Il y a du psychologique, du politique, du tragique dans ce qui arrive au Grand Rabbin de France. J’en connais qui éprouvent de la « joie mauvaise », la joie face à un homme qui tombe. Je suis de ceux qui sont simplement tristes devant cette chute brutale.
Sur l’aspect psychologique, on sait peu de choses. Lui-même en sait-il davantage sur ce qui peut conduire un homme de cette envergure à chercher à se grandir davantage en s’affublant d’un titre qu’il n’a pas eu et en signant des textes empruntés à d’autres ? Qui pouvait deviner que derrière la posture morale, le panache intellectuel, se cachaient des failles intimes, des blessures que la gloire, le mérite et la reconnaissance ne sont pas parvenues à vaincre ? Loin de les atténuer, peut-être n’ont-ils fait que les exacerber.

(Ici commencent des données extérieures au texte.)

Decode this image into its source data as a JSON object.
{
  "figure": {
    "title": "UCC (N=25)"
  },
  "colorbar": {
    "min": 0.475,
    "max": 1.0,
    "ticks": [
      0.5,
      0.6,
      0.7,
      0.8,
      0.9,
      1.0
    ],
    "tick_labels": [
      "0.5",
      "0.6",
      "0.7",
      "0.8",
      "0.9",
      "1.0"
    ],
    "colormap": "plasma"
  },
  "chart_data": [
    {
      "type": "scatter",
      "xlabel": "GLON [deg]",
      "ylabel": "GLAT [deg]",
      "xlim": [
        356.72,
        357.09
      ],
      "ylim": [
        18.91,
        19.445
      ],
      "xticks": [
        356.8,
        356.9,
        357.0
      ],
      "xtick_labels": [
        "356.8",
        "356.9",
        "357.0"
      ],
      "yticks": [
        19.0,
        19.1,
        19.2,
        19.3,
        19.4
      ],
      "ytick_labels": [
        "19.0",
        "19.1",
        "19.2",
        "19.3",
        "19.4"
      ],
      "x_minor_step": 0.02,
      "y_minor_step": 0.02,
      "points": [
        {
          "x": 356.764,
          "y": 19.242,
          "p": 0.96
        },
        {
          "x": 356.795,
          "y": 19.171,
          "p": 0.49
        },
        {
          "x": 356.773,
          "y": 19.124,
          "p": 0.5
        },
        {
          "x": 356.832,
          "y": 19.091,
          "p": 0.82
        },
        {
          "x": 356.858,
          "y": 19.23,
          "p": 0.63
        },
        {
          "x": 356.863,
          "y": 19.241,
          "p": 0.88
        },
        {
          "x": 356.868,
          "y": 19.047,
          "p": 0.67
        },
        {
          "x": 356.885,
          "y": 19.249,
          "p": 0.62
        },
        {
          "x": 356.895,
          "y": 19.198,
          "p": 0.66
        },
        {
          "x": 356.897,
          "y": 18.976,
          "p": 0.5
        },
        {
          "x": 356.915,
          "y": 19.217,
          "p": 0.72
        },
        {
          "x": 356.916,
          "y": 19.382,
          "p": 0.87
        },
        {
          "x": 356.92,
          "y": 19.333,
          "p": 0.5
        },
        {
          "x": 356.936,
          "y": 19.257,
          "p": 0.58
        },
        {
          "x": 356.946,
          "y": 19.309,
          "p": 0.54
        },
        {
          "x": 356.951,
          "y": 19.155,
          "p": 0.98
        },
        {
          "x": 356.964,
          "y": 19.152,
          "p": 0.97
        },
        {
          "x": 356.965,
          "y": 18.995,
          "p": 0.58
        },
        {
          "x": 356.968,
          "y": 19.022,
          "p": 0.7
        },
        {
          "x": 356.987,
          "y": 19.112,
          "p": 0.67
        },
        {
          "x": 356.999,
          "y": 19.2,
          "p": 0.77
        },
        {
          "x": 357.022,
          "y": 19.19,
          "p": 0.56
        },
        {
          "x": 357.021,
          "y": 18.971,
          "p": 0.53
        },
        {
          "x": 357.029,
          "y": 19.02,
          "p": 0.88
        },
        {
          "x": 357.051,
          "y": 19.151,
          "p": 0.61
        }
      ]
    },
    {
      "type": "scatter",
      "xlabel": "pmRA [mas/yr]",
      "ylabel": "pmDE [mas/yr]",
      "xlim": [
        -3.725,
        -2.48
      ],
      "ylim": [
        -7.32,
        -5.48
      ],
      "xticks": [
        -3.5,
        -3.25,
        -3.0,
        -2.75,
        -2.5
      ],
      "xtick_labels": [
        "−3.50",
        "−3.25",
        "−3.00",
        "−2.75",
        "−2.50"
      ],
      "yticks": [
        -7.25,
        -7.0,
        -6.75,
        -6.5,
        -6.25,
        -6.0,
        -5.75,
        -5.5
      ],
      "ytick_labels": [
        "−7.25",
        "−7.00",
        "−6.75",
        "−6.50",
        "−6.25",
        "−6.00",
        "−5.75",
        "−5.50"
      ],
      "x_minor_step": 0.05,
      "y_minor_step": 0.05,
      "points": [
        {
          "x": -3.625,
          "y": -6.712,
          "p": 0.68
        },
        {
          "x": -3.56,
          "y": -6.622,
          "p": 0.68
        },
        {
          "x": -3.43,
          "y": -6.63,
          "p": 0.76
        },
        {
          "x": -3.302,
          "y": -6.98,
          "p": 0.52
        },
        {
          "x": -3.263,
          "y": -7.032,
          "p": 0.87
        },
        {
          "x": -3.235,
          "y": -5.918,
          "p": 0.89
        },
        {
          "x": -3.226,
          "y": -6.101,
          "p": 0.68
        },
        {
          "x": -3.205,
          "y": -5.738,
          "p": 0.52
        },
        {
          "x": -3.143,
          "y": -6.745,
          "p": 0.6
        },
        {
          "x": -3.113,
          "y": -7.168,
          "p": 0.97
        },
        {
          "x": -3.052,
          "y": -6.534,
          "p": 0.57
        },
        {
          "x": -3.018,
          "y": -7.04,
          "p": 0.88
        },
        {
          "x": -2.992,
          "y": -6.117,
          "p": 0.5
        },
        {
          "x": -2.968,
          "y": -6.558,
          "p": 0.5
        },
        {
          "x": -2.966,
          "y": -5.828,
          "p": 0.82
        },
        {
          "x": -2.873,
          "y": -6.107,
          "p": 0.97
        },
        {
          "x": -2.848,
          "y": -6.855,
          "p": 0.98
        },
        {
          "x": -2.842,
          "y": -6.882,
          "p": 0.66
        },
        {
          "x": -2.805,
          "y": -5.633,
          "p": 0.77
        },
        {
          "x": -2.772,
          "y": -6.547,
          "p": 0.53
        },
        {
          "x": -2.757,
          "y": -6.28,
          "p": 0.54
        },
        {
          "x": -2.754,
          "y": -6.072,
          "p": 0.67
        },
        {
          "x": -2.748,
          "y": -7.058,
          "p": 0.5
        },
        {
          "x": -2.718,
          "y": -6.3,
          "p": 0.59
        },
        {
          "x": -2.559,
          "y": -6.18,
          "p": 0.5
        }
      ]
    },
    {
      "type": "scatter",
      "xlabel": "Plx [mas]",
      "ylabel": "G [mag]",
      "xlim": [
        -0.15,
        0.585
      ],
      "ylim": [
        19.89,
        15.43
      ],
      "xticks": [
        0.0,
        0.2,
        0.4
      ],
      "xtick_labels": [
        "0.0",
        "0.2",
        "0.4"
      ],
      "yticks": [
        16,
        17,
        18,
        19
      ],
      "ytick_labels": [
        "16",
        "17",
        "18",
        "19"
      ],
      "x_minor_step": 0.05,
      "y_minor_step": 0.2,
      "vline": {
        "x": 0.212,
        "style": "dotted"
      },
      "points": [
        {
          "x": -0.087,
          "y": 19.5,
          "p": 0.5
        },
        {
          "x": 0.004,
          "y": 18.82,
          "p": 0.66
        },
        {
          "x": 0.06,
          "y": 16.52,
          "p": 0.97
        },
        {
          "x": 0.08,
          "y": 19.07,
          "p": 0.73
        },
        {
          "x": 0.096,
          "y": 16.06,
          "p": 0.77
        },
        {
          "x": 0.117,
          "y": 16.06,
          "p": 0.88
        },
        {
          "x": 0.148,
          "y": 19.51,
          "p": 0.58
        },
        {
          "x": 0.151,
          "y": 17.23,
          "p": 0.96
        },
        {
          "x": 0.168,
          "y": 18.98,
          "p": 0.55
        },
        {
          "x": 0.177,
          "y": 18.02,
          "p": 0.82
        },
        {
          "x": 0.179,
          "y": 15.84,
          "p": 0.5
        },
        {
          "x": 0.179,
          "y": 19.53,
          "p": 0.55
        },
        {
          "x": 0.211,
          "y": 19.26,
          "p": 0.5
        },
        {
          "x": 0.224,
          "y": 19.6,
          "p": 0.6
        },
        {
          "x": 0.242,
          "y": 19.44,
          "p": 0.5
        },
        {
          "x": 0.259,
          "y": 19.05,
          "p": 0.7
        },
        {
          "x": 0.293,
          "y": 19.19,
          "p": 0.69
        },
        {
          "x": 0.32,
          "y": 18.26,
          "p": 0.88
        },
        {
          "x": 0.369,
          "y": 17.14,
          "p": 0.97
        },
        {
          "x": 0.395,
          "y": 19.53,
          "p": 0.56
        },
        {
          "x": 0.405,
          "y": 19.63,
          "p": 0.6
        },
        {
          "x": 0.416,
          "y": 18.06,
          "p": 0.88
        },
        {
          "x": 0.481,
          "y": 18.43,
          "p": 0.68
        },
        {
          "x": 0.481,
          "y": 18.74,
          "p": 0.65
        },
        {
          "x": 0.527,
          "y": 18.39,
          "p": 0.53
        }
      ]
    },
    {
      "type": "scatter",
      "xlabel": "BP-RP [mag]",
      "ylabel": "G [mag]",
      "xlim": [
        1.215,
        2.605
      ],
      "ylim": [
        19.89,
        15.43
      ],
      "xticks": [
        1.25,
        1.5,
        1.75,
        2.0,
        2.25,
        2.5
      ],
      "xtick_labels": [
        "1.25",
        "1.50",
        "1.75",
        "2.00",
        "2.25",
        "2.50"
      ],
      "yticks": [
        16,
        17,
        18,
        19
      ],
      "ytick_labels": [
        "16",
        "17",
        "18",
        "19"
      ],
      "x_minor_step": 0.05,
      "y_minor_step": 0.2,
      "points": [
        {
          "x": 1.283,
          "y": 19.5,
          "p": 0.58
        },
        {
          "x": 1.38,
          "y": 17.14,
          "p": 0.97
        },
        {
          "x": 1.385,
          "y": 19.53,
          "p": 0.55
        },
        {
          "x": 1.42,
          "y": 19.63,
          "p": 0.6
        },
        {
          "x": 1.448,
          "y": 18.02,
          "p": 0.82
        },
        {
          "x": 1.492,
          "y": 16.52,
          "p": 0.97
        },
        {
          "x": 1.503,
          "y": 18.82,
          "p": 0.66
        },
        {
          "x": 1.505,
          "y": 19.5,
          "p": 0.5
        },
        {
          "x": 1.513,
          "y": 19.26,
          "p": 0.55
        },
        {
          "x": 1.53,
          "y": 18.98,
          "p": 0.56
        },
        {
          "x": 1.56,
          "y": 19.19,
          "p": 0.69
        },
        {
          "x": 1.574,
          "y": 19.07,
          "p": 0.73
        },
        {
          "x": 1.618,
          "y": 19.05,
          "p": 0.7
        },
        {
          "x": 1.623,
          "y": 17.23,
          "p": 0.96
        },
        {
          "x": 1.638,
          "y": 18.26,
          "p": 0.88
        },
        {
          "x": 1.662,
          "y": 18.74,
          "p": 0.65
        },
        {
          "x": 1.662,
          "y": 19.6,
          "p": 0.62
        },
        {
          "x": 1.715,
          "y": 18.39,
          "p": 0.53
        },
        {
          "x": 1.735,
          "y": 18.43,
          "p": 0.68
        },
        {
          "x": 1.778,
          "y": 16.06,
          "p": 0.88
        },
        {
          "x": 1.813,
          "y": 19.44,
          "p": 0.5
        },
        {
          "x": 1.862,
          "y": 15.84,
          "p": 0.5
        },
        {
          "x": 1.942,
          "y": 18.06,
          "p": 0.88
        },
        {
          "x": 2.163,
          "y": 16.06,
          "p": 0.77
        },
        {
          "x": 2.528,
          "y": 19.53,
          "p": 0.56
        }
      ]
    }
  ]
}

Sur l’aspect politique, je ne veux pas gratter des plaies ni surligner une dimension qui n’a échappé à personne même si personne n’en parle, mais à quoi servirait-il de nier qu’il s’était mis en danger sur un sujet qui agite profondément la société française ? Il a pris des positions courageuses, en s’entourant de précautions, en présentant son texte comme le fruit de réflexions plus que de certitudes, en affirmant qu’il n’appelait pas à manifester, ni même à prêcher pour quiconque. Ah ! Que de torts lui aura fait le pape précédent en le mettant en avant quand il a cherché seulement et à sa place, à adresser une alerte, à dire sa conviction et à « donner à penser » selon l’expression qu’il a forgée, dont personne n’a jamais compris au juste ce qu’elle signifiait, mais qui prenait là, tout d’un coup, valeur d’illustration.

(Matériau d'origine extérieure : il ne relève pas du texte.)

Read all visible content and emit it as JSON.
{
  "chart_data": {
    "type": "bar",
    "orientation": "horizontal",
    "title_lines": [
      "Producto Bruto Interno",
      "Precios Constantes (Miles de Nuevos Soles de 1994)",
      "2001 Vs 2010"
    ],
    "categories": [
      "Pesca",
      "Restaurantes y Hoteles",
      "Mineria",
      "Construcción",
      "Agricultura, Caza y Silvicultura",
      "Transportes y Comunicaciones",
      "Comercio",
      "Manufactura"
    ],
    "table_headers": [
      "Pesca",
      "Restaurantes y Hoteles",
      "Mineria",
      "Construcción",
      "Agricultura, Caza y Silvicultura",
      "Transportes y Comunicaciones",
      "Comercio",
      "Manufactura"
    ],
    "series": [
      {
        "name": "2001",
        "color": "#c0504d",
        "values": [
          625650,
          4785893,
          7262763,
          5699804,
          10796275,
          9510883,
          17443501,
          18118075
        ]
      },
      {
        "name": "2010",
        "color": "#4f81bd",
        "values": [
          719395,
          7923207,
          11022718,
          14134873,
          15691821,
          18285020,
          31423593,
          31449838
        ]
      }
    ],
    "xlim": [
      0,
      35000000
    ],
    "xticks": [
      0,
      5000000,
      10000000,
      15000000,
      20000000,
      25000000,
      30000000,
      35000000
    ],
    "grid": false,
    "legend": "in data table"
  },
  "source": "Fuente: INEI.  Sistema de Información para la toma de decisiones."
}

Non, n’en déplaise à ses détracteurs qui ont trouvé là moyen de se joindre à la meute, il n’a jamais appelé à la haine ni à l’homophobie. Ceux qui connaissent son parcours de rabbin, d’éducateur et de conférencier, savent qu’il a, au contraire, été toujours du côté de ceux qui tendaient la main.
Reste l’aspect tragique. Cette espèce de machine infernale qui se déclenche un matin et qui fait trembler tous les repères autour de vous. On songe à « La tâche », le roman de Philippe Roth, avec cet échange entre Œdipe et Créon, dans la pièce de Sophocle, qui figure en exergue du livre. Œdipe : « Quel est le rite de la purification ? Comment l’accomplir ? » Et Créon répond : « En bannissant un homme, ou par l’expiation du sang par le sang ».
A la veille de sa retraite, un professeur de lettres classiques à l’université d’Athéna, est accusé d’avoir tenu des propos racistes envers ses étudiants. Il a fait l’appel en classe en se demandant pour quelle raison telle et telle étaient absentes. Etait-ce des « zombies ? ». Dans l’atmosphère politiquement correcte de la fin des années 90, cela a suffi pour l’acculer à la démission. Toute sa vie est déballée et livrée en pâture, et on découvre tout un tas de secrets qu’il préfère taire mais qui auraient pu l’innocenter.
Le tragique, c’est l’inéluctable. Et qui peut dire aujourd’hui qu’une autre issue était possible, dès lors que le Grand rabbin reconnaissait les plagiats et avouait avoir menti sur son agrégation ?
La démission était fatale. Mais elle est triste. Elle est malheureuse. La peine est trop lourde. Le couperet est cruel. La sanction est sévère. Gilles Bernheim méritait mieux que de finir son parcours de cette façon-là.